An Unrelated evaluation and management service performed by the same physician or other qualified health care professional during a post-operative period use modifier 24 for E/M Services. (Never to a procedure)
Modifier 24 is applied to two code sets,
- E/M (Evaluation and management) services (99201-99499).
- General ophthalmological services (92002-92014), which are eye examination codes.

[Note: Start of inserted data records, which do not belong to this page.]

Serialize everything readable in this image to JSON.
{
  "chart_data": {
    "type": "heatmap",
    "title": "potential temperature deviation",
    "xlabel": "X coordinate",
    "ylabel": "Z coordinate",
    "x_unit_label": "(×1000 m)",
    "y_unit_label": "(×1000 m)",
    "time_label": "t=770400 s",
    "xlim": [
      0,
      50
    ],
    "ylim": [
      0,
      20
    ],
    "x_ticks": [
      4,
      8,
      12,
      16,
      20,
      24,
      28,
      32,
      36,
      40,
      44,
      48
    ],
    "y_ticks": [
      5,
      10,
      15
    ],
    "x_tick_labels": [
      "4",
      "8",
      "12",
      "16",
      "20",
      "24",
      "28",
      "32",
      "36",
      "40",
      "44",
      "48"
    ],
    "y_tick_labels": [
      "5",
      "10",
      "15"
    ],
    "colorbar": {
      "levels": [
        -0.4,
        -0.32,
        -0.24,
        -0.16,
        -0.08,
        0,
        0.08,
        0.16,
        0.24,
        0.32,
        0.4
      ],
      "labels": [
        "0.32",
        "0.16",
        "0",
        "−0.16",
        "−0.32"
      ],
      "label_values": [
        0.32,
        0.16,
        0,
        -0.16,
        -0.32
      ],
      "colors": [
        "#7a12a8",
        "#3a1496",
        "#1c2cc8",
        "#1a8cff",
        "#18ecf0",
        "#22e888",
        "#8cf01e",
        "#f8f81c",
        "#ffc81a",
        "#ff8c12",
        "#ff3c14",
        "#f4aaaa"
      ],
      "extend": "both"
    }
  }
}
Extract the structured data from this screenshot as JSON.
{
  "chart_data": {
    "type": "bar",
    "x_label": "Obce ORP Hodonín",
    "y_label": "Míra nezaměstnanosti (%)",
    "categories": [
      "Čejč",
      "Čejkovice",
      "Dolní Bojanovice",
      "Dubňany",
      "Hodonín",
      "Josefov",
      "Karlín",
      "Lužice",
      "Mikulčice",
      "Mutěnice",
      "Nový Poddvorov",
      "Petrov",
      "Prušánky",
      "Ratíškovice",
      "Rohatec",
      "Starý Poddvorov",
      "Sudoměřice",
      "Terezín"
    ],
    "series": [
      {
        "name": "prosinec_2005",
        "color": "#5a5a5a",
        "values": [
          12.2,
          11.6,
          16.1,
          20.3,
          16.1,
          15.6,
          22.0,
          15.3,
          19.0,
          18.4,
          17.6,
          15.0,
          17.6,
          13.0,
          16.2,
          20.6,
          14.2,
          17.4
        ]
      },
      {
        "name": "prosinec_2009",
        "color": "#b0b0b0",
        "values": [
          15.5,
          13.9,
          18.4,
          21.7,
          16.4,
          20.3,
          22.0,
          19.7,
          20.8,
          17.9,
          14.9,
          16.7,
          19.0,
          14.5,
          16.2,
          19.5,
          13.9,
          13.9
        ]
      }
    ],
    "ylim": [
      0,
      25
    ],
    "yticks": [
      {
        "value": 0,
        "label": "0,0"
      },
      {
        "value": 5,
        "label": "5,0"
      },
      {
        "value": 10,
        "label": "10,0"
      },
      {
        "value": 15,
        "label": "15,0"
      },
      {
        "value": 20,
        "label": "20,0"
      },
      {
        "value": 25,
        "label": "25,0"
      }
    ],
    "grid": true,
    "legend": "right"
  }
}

Appropriate Use of Modifier 24
- An unrelated E/M service is performed beginning the day after the procedure, by the same physician, during the 10 or 90-day post-operative period.
- Documentation indicates the service was exclusively for treatment of the underlying condition and not for post-operative care.
- Unrelated critical care performed by the same physician during the post-operative period.
Do not use Modifier 24 when,
- The E/M is for a surgical complication or infection. This treatment is part of the surgery package.
- The service is removal of sutures or other wound treatment. This treatment is part of the surgery package.
- The surgeon admits a patient to a skilled nursing facility for a condition related to the surgery.
- The medical record documentation clearly indicates the E/M is related to the surgery.
- Outside of the post-op period of a procedure.
- Services are rendered on the same day as the procedure
- Reporting exams performed for routine postoperative care.
- Reporting surgical procedures, labs, x-rays, or supply codes.
A Cardiologist was implanted Pacemaker Implantation on Dec. 26th due to complete Heart Block, and the patient returns with Chest pain and diagnosed as angina on Jan. 10th.
The Jan. 10th visit is separately reportable with appropriate level of service codes with modifier 24, since it’s unrelated to the original procedure performed Dec 26th.
Modifier 59 – X (E, P, S, U)
“Distinct Procedural Service” - Under certain circumstances, the physician may need to indicate that a procedure or service was distinct or independent from other services performed on the same day.
The Centers for Medicare & Medicaid Services (CMS) established four (4) new HCPCS modifiers (XE, XS, XP, and XU) to provide greater reporting specificity in situations where modifier 59 was previously reported.
XE – “Separate encounter" A service that is distinct because it occurred during a separate encounter” This modifier should only be used to describe separate encounters on the same date of service.
XS – “Separate Structure" A service that is distinct because it was performed on a separate organ/structure.
XP – “Separate Practitioner" A service that is distinct because it was performed by a different practitioner.
XU – “Unusual Non-Overlapping Service", the use of a service that is distinct because it does not overlap usual components of the main service.
- Modifier 59 should also only be used if there is no other, more appropriate modifier to describe the relationship between two procedure codes.
- The 59 modifier is one of the most misused modifiers. The most common reason it should be used is to indicate that two or more procedures were performed at the same visit but to different sites on the body.
- Modifier 59 should not be appended to an E/M service.
- If Cardiac Cath (93454 to 93461) & PCI (92920 to 92943) procedure performed together during the same visit. We can bill with modifier XU for Cardiac Cath Procedures (column 2 codes).
- If the mentioned above procedures are performed in two different encounters, the claim must be billed with modifier XE for Cardiac Cath CPT codes.
- For mentioned above procedures are performed two different providers’, bill the claim with modifier XP.
- For same procedure performed in two different location and or anatomical site we can use modifier XS for same CPT code if there are no anatomical site modifiers applicable, (Like RT & LT)
- Injection into tendon sheath, right ankle (20550) and injection into tendon sheath, left ankle (20550- XS).
Note: Medicaid & Medicaid HMO’s would not be accepted Anatomical site modifiers and or HCPCS modifier, so please use modifier 59 instead of X (E, P, S, U) and or not required HCPCS modifier, like RT, LT, RC, LC, LD and etc...)
- 0: not allowed (ie, modifier -59 is not allowed under any circumstances; the code pair will not be paid separately);
- 1: allowed (ie, coders may be able to append modifier -59 to differentiate between services provided; separate payment will be allowed); or
- 9: not applicable (ie, no modifier is necessary, as the edit is inactive as of the posted date; services may be separately billable).